The numbers behind the program
Within the first 10 months of launching on Rivo, the Atari Club is already producing measurable retention lift across every key metric.
Atari Club members who redeem rewards carry a lifetime value of $456, more than 3x the $144 LTV of non-members. They also purchase nearly 4x more frequently, averaging 4 orders per year compared to 1.1 for non-members. Member AOV sits at $150, a 17% lift over the $129 non-member average.
The repeat purchase rate tells the most compelling story: 75.5% of reward redeemers come back and buy again, compared to just 9.4% of non-members, an 8x difference driven by the quest-based engagement model and loyalty-exclusive product rewards.

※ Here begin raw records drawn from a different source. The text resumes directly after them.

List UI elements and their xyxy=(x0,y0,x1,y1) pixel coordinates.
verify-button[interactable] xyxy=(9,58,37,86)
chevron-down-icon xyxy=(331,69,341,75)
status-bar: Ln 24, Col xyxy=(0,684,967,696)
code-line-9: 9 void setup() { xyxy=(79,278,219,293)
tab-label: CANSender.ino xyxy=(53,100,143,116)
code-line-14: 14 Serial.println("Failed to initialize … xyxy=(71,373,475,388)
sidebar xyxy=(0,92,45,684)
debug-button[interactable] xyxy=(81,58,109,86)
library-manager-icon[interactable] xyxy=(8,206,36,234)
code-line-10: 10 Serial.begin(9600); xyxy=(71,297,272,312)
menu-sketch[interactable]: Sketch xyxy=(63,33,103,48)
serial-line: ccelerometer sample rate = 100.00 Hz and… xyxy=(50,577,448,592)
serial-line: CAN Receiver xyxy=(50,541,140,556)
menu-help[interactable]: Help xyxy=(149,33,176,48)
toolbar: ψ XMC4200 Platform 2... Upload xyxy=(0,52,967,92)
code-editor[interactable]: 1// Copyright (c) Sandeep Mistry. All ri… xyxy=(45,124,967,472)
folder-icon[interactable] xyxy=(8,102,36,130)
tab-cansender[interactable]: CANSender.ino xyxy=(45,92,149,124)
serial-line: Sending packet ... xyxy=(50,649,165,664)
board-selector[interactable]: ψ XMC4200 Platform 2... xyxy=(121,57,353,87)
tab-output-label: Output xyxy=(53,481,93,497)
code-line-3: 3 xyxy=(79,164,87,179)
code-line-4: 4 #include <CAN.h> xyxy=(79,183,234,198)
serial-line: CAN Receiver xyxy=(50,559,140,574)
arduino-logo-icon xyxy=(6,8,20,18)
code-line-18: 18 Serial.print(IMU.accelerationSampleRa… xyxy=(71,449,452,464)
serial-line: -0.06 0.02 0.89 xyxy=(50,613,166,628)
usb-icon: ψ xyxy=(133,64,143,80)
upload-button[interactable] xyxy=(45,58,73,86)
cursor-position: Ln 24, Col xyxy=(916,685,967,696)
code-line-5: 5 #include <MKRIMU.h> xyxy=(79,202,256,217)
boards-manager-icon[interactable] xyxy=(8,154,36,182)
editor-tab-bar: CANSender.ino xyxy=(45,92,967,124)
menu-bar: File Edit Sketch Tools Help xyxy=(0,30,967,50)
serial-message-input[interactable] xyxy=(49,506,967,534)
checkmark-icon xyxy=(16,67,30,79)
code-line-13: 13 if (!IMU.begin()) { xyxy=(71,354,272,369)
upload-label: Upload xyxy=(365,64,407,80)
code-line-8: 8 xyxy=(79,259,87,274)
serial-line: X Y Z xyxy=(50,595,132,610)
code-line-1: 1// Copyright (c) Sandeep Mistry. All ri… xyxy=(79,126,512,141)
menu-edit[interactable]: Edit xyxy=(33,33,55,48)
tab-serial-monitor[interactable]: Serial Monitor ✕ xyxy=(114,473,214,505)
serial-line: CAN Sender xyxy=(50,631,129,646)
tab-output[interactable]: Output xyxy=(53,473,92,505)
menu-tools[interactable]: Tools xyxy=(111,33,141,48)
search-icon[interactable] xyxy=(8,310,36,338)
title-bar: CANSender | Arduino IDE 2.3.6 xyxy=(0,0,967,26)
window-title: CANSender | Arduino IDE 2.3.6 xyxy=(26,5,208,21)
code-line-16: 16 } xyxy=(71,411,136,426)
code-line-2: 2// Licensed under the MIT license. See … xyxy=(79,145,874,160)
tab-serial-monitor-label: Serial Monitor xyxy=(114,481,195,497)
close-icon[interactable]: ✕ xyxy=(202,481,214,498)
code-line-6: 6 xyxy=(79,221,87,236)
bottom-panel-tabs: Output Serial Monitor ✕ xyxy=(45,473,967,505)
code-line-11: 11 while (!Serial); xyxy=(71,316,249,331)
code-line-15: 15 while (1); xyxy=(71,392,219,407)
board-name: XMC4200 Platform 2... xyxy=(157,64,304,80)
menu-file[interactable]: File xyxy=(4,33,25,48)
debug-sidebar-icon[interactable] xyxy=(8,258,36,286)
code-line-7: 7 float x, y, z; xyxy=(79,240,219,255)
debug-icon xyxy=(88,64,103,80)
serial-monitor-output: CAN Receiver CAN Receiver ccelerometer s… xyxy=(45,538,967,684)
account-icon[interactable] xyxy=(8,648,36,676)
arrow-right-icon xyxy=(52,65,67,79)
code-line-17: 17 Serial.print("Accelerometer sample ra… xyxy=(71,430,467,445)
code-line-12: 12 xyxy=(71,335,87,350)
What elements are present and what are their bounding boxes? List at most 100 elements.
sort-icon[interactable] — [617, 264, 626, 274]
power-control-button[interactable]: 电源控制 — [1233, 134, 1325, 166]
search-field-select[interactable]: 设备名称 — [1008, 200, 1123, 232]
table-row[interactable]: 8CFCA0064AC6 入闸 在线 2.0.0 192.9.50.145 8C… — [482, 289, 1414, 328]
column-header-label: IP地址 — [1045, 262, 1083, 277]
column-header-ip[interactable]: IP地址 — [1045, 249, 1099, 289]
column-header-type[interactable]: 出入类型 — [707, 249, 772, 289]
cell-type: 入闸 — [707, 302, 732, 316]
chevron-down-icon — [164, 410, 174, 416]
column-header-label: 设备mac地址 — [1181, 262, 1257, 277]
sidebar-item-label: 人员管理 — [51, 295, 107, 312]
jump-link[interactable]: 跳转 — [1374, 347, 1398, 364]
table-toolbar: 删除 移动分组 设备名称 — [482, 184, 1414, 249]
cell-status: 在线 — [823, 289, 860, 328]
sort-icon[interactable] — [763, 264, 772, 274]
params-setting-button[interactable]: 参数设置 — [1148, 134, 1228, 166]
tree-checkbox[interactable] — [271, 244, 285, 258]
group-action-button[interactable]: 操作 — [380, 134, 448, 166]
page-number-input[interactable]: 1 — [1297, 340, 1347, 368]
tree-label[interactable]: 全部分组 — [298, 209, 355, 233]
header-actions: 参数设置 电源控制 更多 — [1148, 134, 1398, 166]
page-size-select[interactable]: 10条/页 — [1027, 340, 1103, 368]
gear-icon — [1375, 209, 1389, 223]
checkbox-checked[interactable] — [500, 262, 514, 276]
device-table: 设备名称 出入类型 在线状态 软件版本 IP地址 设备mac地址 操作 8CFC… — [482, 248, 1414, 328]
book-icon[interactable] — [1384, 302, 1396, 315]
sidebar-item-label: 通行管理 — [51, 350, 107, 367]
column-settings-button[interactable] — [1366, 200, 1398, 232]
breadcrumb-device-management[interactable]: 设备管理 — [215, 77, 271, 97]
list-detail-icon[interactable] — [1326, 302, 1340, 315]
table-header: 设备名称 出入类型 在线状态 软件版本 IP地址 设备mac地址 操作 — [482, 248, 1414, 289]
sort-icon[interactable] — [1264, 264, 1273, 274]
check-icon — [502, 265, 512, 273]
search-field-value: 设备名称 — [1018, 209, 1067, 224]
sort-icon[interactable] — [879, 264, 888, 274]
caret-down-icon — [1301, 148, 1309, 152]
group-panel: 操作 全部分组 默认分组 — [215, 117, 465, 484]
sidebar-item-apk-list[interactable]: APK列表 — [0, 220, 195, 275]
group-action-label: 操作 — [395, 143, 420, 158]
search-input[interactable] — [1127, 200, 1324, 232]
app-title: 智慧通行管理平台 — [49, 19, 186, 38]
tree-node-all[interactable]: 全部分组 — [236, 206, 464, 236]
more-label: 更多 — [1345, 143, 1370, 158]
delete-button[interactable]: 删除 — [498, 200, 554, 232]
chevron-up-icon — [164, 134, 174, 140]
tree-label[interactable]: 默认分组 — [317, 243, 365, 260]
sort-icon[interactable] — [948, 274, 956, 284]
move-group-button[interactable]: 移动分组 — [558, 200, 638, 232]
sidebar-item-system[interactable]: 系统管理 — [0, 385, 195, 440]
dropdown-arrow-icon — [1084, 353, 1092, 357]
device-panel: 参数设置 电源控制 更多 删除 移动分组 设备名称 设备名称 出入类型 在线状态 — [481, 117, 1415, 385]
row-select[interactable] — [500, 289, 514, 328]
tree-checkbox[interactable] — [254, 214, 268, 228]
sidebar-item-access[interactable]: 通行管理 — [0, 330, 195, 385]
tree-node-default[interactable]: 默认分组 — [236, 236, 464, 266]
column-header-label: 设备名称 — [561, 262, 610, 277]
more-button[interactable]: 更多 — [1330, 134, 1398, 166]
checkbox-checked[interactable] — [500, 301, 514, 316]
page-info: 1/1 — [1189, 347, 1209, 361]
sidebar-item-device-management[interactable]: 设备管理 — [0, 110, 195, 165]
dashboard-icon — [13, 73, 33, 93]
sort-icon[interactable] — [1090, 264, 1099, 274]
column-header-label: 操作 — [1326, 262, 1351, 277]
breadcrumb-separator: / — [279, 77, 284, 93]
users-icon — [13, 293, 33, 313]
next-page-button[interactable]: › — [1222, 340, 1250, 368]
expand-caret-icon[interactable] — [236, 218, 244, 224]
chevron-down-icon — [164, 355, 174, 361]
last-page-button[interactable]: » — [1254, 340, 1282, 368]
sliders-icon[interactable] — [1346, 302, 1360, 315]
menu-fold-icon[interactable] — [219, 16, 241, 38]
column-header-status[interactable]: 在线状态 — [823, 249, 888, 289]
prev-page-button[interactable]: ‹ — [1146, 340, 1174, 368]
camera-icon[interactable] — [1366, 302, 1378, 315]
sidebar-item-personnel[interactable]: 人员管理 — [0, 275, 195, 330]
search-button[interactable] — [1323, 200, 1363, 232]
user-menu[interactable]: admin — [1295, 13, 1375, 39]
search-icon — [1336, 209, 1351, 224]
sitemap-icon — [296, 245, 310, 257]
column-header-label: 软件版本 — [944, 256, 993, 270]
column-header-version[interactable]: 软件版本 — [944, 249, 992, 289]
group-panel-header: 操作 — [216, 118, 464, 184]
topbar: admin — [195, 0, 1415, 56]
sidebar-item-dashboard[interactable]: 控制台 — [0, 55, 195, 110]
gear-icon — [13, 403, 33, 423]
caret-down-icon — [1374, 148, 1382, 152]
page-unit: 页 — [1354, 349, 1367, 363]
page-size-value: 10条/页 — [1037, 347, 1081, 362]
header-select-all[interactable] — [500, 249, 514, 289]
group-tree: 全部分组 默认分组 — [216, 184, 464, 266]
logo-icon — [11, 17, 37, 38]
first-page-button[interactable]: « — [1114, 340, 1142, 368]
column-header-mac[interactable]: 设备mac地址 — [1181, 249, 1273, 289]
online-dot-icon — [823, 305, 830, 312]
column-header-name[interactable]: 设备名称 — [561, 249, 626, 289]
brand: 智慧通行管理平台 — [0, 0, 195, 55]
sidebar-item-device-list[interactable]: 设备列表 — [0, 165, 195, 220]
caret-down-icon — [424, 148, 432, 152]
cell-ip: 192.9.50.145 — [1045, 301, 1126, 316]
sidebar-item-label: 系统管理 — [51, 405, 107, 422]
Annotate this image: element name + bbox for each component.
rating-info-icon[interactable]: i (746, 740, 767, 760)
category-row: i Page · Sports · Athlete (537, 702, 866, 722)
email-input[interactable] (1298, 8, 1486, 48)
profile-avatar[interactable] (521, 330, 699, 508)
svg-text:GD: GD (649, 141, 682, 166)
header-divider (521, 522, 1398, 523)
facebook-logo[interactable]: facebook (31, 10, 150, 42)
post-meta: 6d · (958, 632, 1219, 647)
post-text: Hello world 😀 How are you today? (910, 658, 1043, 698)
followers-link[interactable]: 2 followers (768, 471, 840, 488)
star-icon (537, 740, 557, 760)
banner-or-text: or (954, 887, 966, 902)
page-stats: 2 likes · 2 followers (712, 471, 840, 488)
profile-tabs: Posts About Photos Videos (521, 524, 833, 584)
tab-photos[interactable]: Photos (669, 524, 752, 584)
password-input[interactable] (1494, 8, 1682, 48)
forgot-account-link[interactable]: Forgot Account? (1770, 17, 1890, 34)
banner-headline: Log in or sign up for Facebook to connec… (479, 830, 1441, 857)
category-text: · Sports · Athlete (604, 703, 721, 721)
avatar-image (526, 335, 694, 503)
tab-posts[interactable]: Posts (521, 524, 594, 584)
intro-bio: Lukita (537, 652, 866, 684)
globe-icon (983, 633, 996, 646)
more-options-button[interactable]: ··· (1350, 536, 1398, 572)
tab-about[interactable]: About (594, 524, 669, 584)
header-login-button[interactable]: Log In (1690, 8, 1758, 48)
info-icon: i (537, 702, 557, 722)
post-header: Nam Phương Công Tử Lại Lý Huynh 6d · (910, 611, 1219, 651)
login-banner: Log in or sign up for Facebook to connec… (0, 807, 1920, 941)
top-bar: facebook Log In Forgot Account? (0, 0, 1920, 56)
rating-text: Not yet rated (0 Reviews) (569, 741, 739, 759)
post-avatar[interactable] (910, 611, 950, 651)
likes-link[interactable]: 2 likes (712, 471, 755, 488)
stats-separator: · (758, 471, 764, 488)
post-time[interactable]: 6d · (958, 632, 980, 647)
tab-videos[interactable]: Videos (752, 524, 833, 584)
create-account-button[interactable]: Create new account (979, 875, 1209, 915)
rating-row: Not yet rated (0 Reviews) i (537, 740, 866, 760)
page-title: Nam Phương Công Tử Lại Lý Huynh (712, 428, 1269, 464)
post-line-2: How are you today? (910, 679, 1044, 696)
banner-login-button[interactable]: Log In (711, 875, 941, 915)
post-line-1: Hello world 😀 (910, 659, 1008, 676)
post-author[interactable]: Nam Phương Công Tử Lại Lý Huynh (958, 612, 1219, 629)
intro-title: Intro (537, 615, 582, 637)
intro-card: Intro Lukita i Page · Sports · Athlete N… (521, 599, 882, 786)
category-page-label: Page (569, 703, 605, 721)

The rewards catalog reflects how engaged this community is. The free Atari Club Tee, a 500-point reward, has been redeemed over 1,000 times since launch. The $20 off coupon has seen nearly 500 redemptions. And the newly launched Woodgrain Super Pocket, available exclusively through Atari Club points, started collecting redemptions within its first week. Combined, the program has driven over 1,700 reward redemptions in under a year.
Building on Rivo's API
When we asked Brian about the technical experience, he told us the Rivo API "has been first class" and that the only API issues he's run into are with the other platforms he's integrating with. "Everything on the Rivo technical side is working really well," he said. His next step is taking all of the actions flowing through the system and using Shopify Flow to trigger automations based on metafield changes.
For a program this custom, with cross-platform OAuth flows, real-time API syncing every three hours, and deeply nested metafield structures, the fact that Rivo's API is the part that just works says a lot about the platform's developer experience.
Why it matters
The retro gaming market is valued at $3.8 billion and growing at 10% CAGR, significantly outpacing the broader gaming console market's 3-5% growth. 75% of consumers are more likely to purchase when advertising evokes nostalgia, and nostalgic campaigns see 60-70% higher engagement rates. 68% of Gen Z report positive feelings toward nostalgic branding for eras they didn't personally experience. The Atari Club sits right at the intersection of authentic heritage and modern retention strategy.